BOISE — Gov. Butch Otter and farm industry leaders believe that Idaho farmers and ranchers will benefit from a recently concluded trade mission to Mexico and Peru.
“The trade mission was a great success and I’m confident that even the participating Idaho companies that don’t sign agreements right away opened the door to new business relationships that will benefit them and our economy over time,” Otter told the Capital Press in a statement.
Otter led representatives of several Idaho farm commodities, including potatoes, wheat, dairy, oilseeds and onions, on the May 9-16 trade mission.
Idaho State Department of Agriculture Director Celia Gould called the trip a “tremendous success. In both countries, we made excellent contacts that we are confident will lead to sales.”
Jason Godfrey, president of Mountain States Oilseeds, met with five companies in Peru, a new market for the company, and three in Mexico, an established market.
“We felt we came out of there with some good success,” Godfrey said. “We have some pretty good prospects in both countries.”
He was particularly excited about the chances of MSO, which contracts about 15,000 acres in Idaho, tapping into the Peru market.
“We are very confident that we will be selling oilseed down there in the near future,” he said.
Idaho Farm Bureau Federation Director of Commodities Dennis Brower, who represented the state’s wheat industry on the trip, said a lot of milling companies in Mexico are in the process of merging and the timing was good to meet with them.
One of those mergers will result in the largest conglomerate of flour mills in Mexico, he said, while another will provide the majority of flour for Grupo Bimbo, one of the world’s largest bread makers.
University of Idaho potato researcher Mike Thornton agreed with Idaho Potato Commission representative Seth Pemsler that the highlight of the trip for the state’s potato industry was a meeting with the director of the International Potato Center in Peru.
The potato center has the world’s largest collection of potato germplasm, as well as 4,000 seed varieties, and UI researchers are trying to establish a close research collaboration with IPC scientists.
If Idaho researchers can find potato traits that are resistant to pale cyst nematode or drought, two major issues facing Idaho spud farmers, that could pay big dividends for the state’s potato industry, Pemsler said.
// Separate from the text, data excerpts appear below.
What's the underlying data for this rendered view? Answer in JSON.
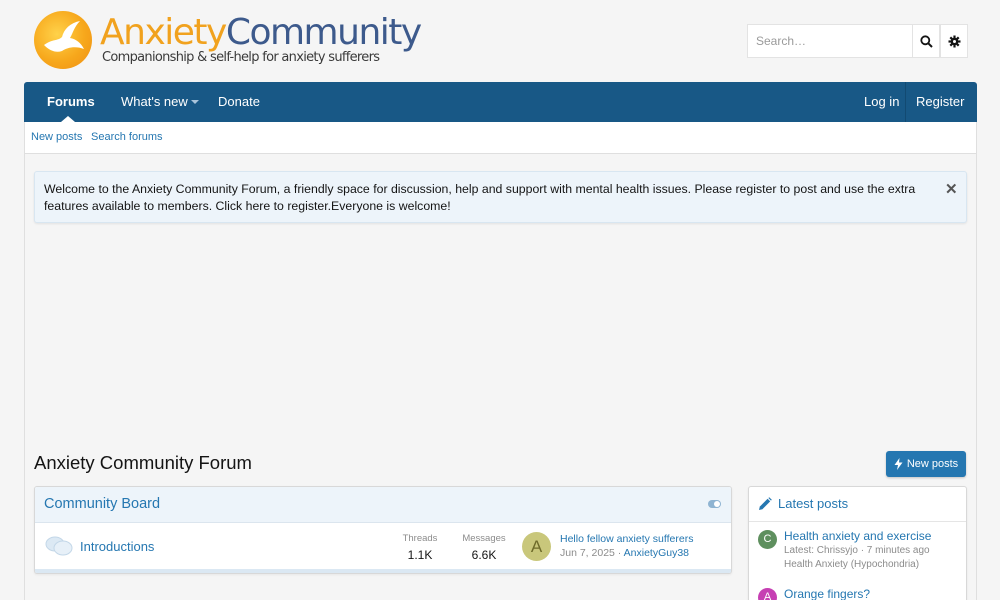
{
  "brand": {
    "title_part1": "Anxiety",
    "title_part2": "Community",
    "tagline": "Companionship & self-help for anxiety sufferers",
    "logo_icon": "dove-icon",
    "colors": {
      "orange": "#f1a21e",
      "blue": "#3d5a8c"
    }
  },
  "search": {
    "placeholder": "Search…",
    "search_icon": "search-icon",
    "settings_icon": "gear-icon"
  },
  "nav": {
    "items": [
      {
        "label": "Forums",
        "active": true
      },
      {
        "label": "What's new",
        "has_menu": true
      },
      {
        "label": "Donate"
      }
    ],
    "login_label": "Log in",
    "register_label": "Register",
    "color": "#185886"
  },
  "subnav": {
    "items": [
      "New posts",
      "Search forums"
    ]
  },
  "notice": {
    "text": "Welcome to the Anxiety Community Forum, a friendly space for discussion, help and support with mental health issues. Please register to post and use the extra features available to members. Click here to register.Everyone is welcome!",
    "close_label": "✕"
  },
  "main": {
    "title": "Anxiety Community Forum",
    "new_posts_button": "New posts"
  },
  "board": {
    "title": "Community Board",
    "forums": [
      {
        "title": "Introductions",
        "threads_label": "Threads",
        "threads": "1.1K",
        "messages_label": "Messages",
        "messages": "6.6K",
        "latest": {
          "avatar_letter": "A",
          "title": "Hello fellow anxiety sufferers",
          "date": "Jun 7, 2025",
          "separator": " · ",
          "user": "AnxietyGuy38"
        }
      }
    ]
  },
  "sidebar": {
    "title": "Latest posts",
    "posts": [
      {
        "avatar_letter": "C",
        "avatar_color": "#5e8f5e",
        "title": "Health anxiety and exercise",
        "meta": "Latest: Chrissyjo · 7 minutes ago",
        "forum": "Health Anxiety (Hypochondria)"
      },
      {
        "avatar_letter": "A",
        "avatar_color": "#c63fb3",
        "title": "Orange fingers?"
      }
    ]
  }
}
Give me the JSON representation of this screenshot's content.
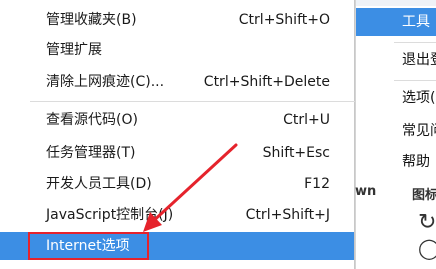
{
  "parent_menu": {
    "items": [
      {
        "label": "工具",
        "active": true
      },
      {
        "label": "退出登录",
        "active": false
      },
      {
        "label": "选项(O)",
        "active": false
      },
      {
        "label": "常见问题",
        "active": false
      },
      {
        "label": "帮助",
        "active": false
      }
    ]
  },
  "background": {
    "fragment_wn": "wn",
    "fragment_title": "图标",
    "refresh_icon": "refresh-icon"
  },
  "menu": {
    "items": [
      {
        "label": "管理收藏夹(B)",
        "shortcut": "Ctrl+Shift+O"
      },
      {
        "label": "管理扩展",
        "shortcut": ""
      },
      {
        "label": "清除上网痕迹(C)...",
        "shortcut": "Ctrl+Shift+Delete"
      },
      {
        "label": "查看源代码(O)",
        "shortcut": "Ctrl+U"
      },
      {
        "label": "任务管理器(T)",
        "shortcut": "Shift+Esc"
      },
      {
        "label": "开发人员工具(D)",
        "shortcut": "F12"
      },
      {
        "label": "JavaScript控制台(J)",
        "shortcut": "Ctrl+Shift+J"
      },
      {
        "label": "Internet选项",
        "shortcut": ""
      }
    ]
  },
  "colors": {
    "highlight": "#3c8ee4",
    "annotation_red": "#e5232c"
  }
}
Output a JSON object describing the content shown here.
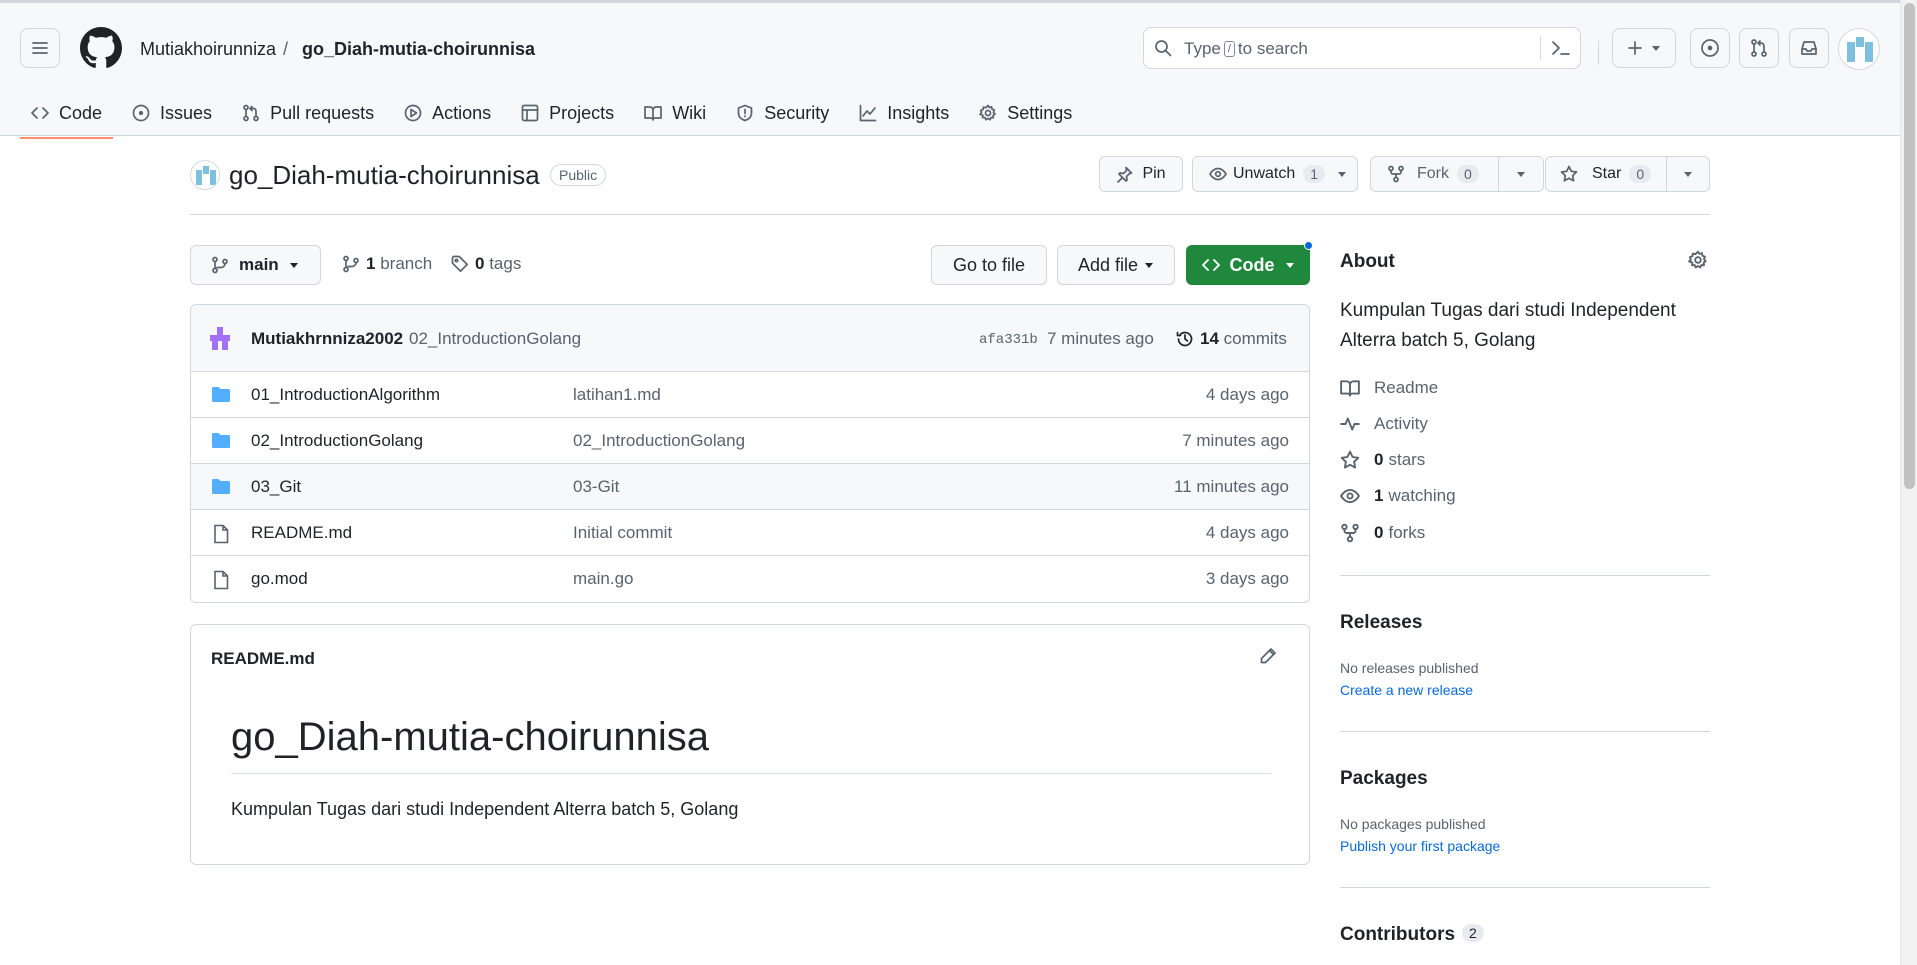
{
  "header": {
    "owner": "Mutiakhoirunniza",
    "separator": "/",
    "repo": "go_Diah-mutia-choirunnisa",
    "search_prefix": "Type",
    "search_key": "/",
    "search_suffix": "to search"
  },
  "tabs": [
    {
      "label": "Code",
      "icon": "code-icon",
      "active": true
    },
    {
      "label": "Issues",
      "icon": "issue-icon"
    },
    {
      "label": "Pull requests",
      "icon": "pull-request-icon"
    },
    {
      "label": "Actions",
      "icon": "play-icon"
    },
    {
      "label": "Projects",
      "icon": "table-icon"
    },
    {
      "label": "Wiki",
      "icon": "book-icon"
    },
    {
      "label": "Security",
      "icon": "shield-icon"
    },
    {
      "label": "Insights",
      "icon": "graph-icon"
    },
    {
      "label": "Settings",
      "icon": "gear-icon"
    }
  ],
  "repo": {
    "title": "go_Diah-mutia-choirunnisa",
    "visibility": "Public",
    "pin_label": "Pin",
    "unwatch_label": "Unwatch",
    "watch_count": "1",
    "fork_label": "Fork",
    "fork_count": "0",
    "star_label": "Star",
    "star_count": "0"
  },
  "branch_bar": {
    "branch": "main",
    "branch_count": "1",
    "branch_word": "branch",
    "tag_count": "0",
    "tag_word": "tags",
    "go_to_file": "Go to file",
    "add_file": "Add file",
    "code_label": "Code"
  },
  "commit": {
    "author": "Mutiakhrnniza2002",
    "message": "02_IntroductionGolang",
    "sha": "afa331b",
    "time": "7 minutes ago",
    "count": "14",
    "count_word": "commits"
  },
  "files": [
    {
      "name": "01_IntroductionAlgorithm",
      "type": "folder",
      "message": "latihan1.md",
      "time": "4 days ago"
    },
    {
      "name": "02_IntroductionGolang",
      "type": "folder",
      "message": "02_IntroductionGolang",
      "time": "7 minutes ago"
    },
    {
      "name": "03_Git",
      "type": "folder",
      "message": "03-Git",
      "time": "11 minutes ago"
    },
    {
      "name": "README.md",
      "type": "file",
      "message": "Initial commit",
      "time": "4 days ago"
    },
    {
      "name": "go.mod",
      "type": "file",
      "message": "main.go",
      "time": "3 days ago"
    }
  ],
  "readme": {
    "label": "README.md",
    "heading": "go_Diah-mutia-choirunnisa",
    "body": "Kumpulan Tugas dari studi Independent Alterra batch 5, Golang"
  },
  "about": {
    "title": "About",
    "description": "Kumpulan Tugas dari studi Independent Alterra batch 5, Golang",
    "readme": "Readme",
    "activity": "Activity",
    "stars_count": "0",
    "stars_word": "stars",
    "watching_count": "1",
    "watching_word": "watching",
    "forks_count": "0",
    "forks_word": "forks"
  },
  "releases": {
    "title": "Releases",
    "note": "No releases published",
    "link": "Create a new release"
  },
  "packages": {
    "title": "Packages",
    "note": "No packages published",
    "link": "Publish your first package"
  },
  "contributors": {
    "title": "Contributors",
    "count": "2"
  },
  "colors": {
    "accent": "#1f883d",
    "link": "#0969da",
    "folder": "#54aeff",
    "tab_underline": "#fd8c73"
  }
}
“I think we made some good inroads in terms of collaboration on potato research projects,” Thornton said.
During the Mexico leg of the trip, Otter met with high-level officials from that country’s ministry of agriculture and reminded them of Idaho’s desire to have all of Mexico opened to fresh potatoes from the United States, Pemsler said.
He said Otter’s farming background — the governor is a rancher, has raised a wide variety of crops and sold french fries in dozens of countries for J.R. Simplot Co. — was particularly helpful.
“The governor very diplomatically said that we would really appreciate any assistance you can provide,” said Pemsler, vice president of the potato commission’s international division. “It was a very high-level meeting and it went very well.”